Charos Kayumova

Personal information
- Born: 1 July 1999 (age 27)

Sport
- Country: Uzbekistan
- Sport: Taekwondo
- Weight class: 53 kg

Medal record
Women's taekwondo
Representing Uzbekistan
Asian Games
| Bronze medal – third place | 2022 Hangzhou | 53 kg |
Asian Championships
| Gold medal – first place | 2021 Beirut | 53 kg |
| Silver medal – second place | 2022 Chuncheon | 53 kg |
Military World Games
| Gold medal – first place | 2019 Wuhan | 53 kg |
Islamic Solidarity Games
| Bronze medal – third place | 2021 Konya | 53 kg |

= Charos Kayumova =

Uzbekistani taekwondo practitioner

Charos Kayumova (born 1 July 1999) is an Uzbekistani taekwondo practitioner. She won the gold medal in the women's 53 kg event at the 2021 Asian Taekwondo Championships held in Beirut, Lebanon.

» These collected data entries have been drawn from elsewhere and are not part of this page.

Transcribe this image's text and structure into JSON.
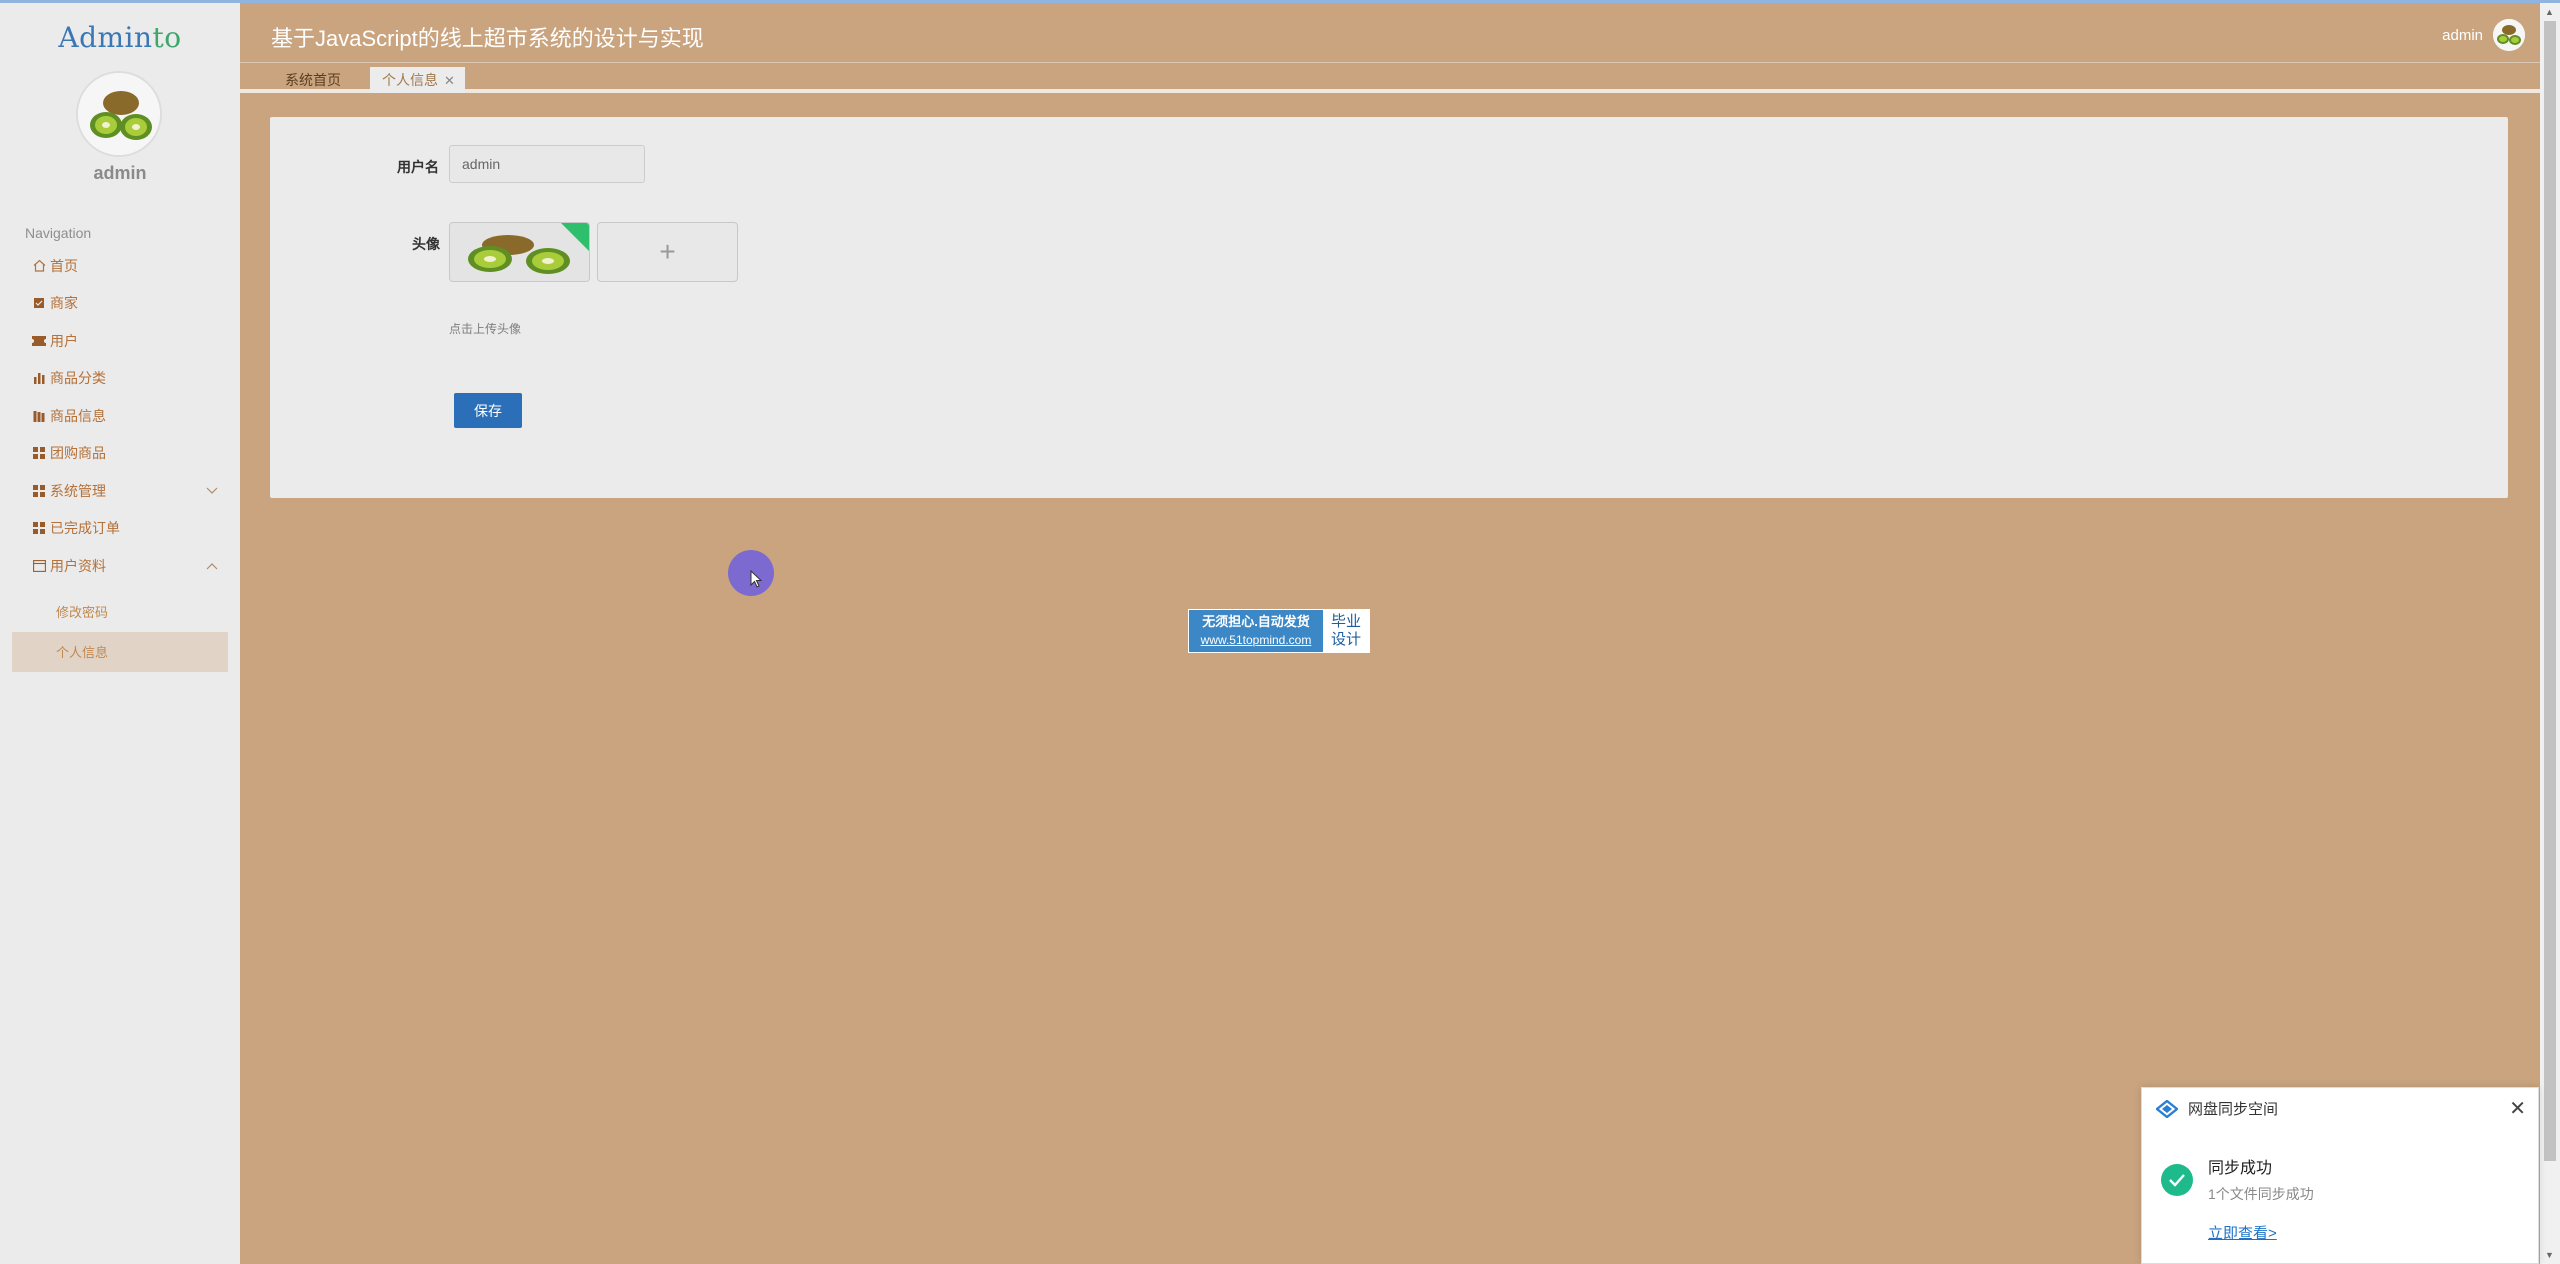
{
  "sidebar": {
    "logo_main": "Admin",
    "logo_accent": "to",
    "username": "admin",
    "nav_title": "Navigation",
    "items": [
      {
        "label": "首页",
        "icon": "home-icon"
      },
      {
        "label": "商家",
        "icon": "store-icon"
      },
      {
        "label": "用户",
        "icon": "ticket-icon"
      },
      {
        "label": "商品分类",
        "icon": "bar-chart-icon"
      },
      {
        "label": "商品信息",
        "icon": "books-icon"
      },
      {
        "label": "团购商品",
        "icon": "grid-icon"
      },
      {
        "label": "系统管理",
        "icon": "grid-icon"
      },
      {
        "label": "已完成订单",
        "icon": "grid-icon"
      },
      {
        "label": "用户资料",
        "icon": "profile-card-icon"
      }
    ],
    "sub_items": [
      {
        "label": "修改密码"
      },
      {
        "label": "个人信息"
      }
    ]
  },
  "header": {
    "title": "基于JavaScript的线上超市系统的设计与实现",
    "username": "admin"
  },
  "tabs": [
    {
      "label": "系统首页"
    },
    {
      "label": "个人信息"
    }
  ],
  "form": {
    "username_label": "用户名",
    "username_value": "admin",
    "avatar_label": "头像",
    "upload_plus": "+",
    "upload_hint": "点击上传头像",
    "save_label": "保存"
  },
  "watermark": {
    "line1": "无须担心.自动发货",
    "line2": "www.51topmind.com",
    "right1": "毕业",
    "right2": "设计"
  },
  "notification": {
    "app_name": "网盘同步空间",
    "title": "同步成功",
    "subtitle": "1个文件同步成功",
    "link": "立即查看>"
  },
  "colors": {
    "accent": "#c9a47f",
    "sidebar_bg": "#ebebeb",
    "primary_button": "#2a6fb7",
    "success": "#1fba8c"
  }
}
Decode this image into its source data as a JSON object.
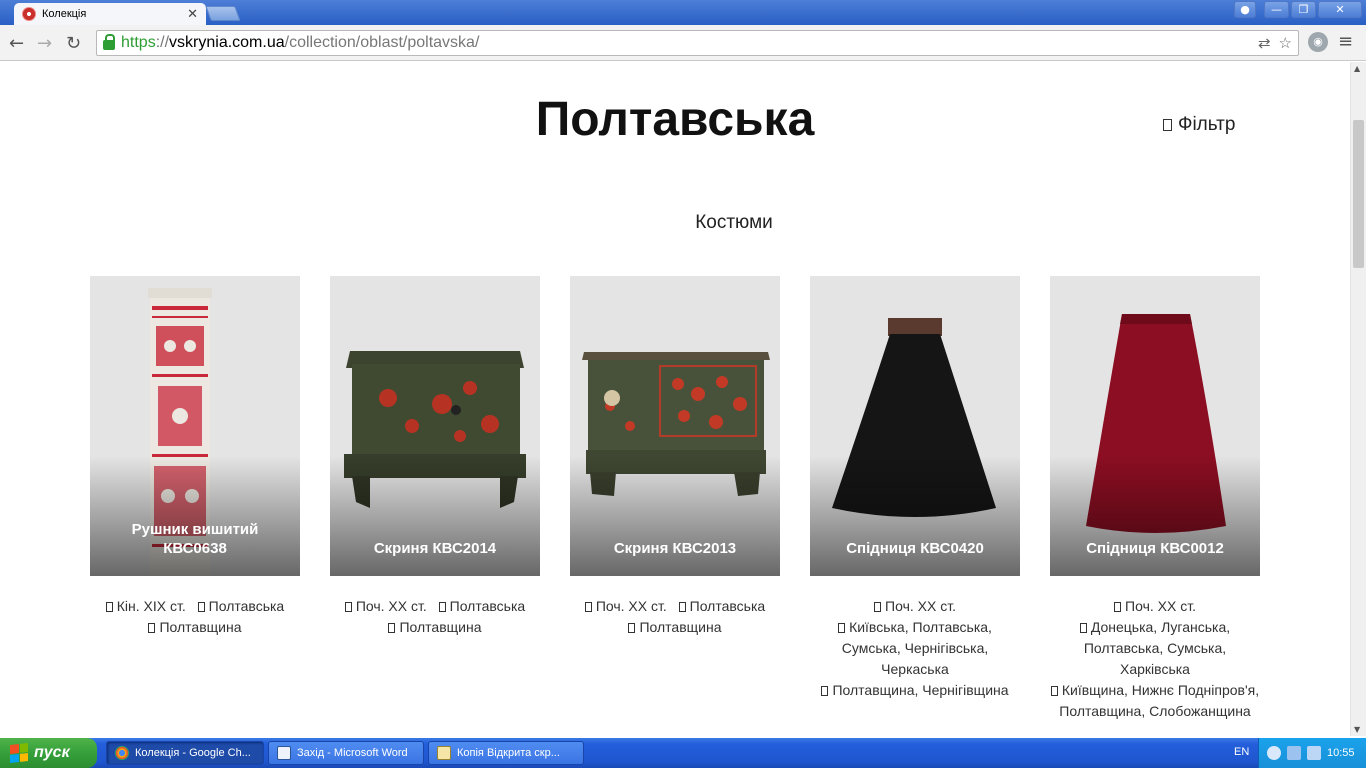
{
  "browser": {
    "tab_title": "Колекція",
    "tab_close": "✕",
    "url_scheme": "https",
    "url_sep": "://",
    "url_host": "vskrynia.com.ua",
    "url_path": "/collection/oblast/poltavska/",
    "window_buttons": [
      "—",
      "❐",
      "✕"
    ]
  },
  "page": {
    "title": "Полтавська",
    "filter_label": "Фільтр",
    "category": "Костюми"
  },
  "cards": [
    {
      "title": "Рушник вишитий КВС0638",
      "meta": [
        "Кін. XIX ст.",
        "Полтавська",
        "Полтавщина"
      ]
    },
    {
      "title": "Скриня КВС2014",
      "meta": [
        "Поч. XX ст.",
        "Полтавська",
        "Полтавщина"
      ]
    },
    {
      "title": "Скриня КВС2013",
      "meta": [
        "Поч. XX ст.",
        "Полтавська",
        "Полтавщина"
      ]
    },
    {
      "title": "Спідниця КВС0420",
      "meta": [
        "Поч. XX ст.",
        "Київська, Полтавська, Сумська, Чернігівська, Черкаська",
        "Полтавщина, Чернігівщина"
      ]
    },
    {
      "title": "Спідниця КВС0012",
      "meta": [
        "Поч. XX ст.",
        "Донецька, Луганська, Полтавська, Сумська, Харківська",
        "Київщина, Нижнє Подніпров'я, Полтавщина, Слобожанщина"
      ]
    }
  ],
  "taskbar": {
    "start_label": "пуск",
    "tasks": [
      "Колекція - Google Ch...",
      "Захід - Microsoft Word",
      "Копія Відкрита скр..."
    ],
    "lang": "EN",
    "clock": "10:55"
  }
}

Kayumova competed in the women's 57 kg event at the 2018 Asian Games in Jakarta, Indonesia. She won her first match and she was then eliminated in her next match by Vipawan Siripornpermsak of Thailand.

In 2019, Kayumova competed in the women's bantamweight event at the World Taekwondo Championships held in Manchester, United Kingdom. In that same year, she represented Uzbekistan at the 2019 Military World Games in Wuhan, China and she won the gold medal in the 53 kg event.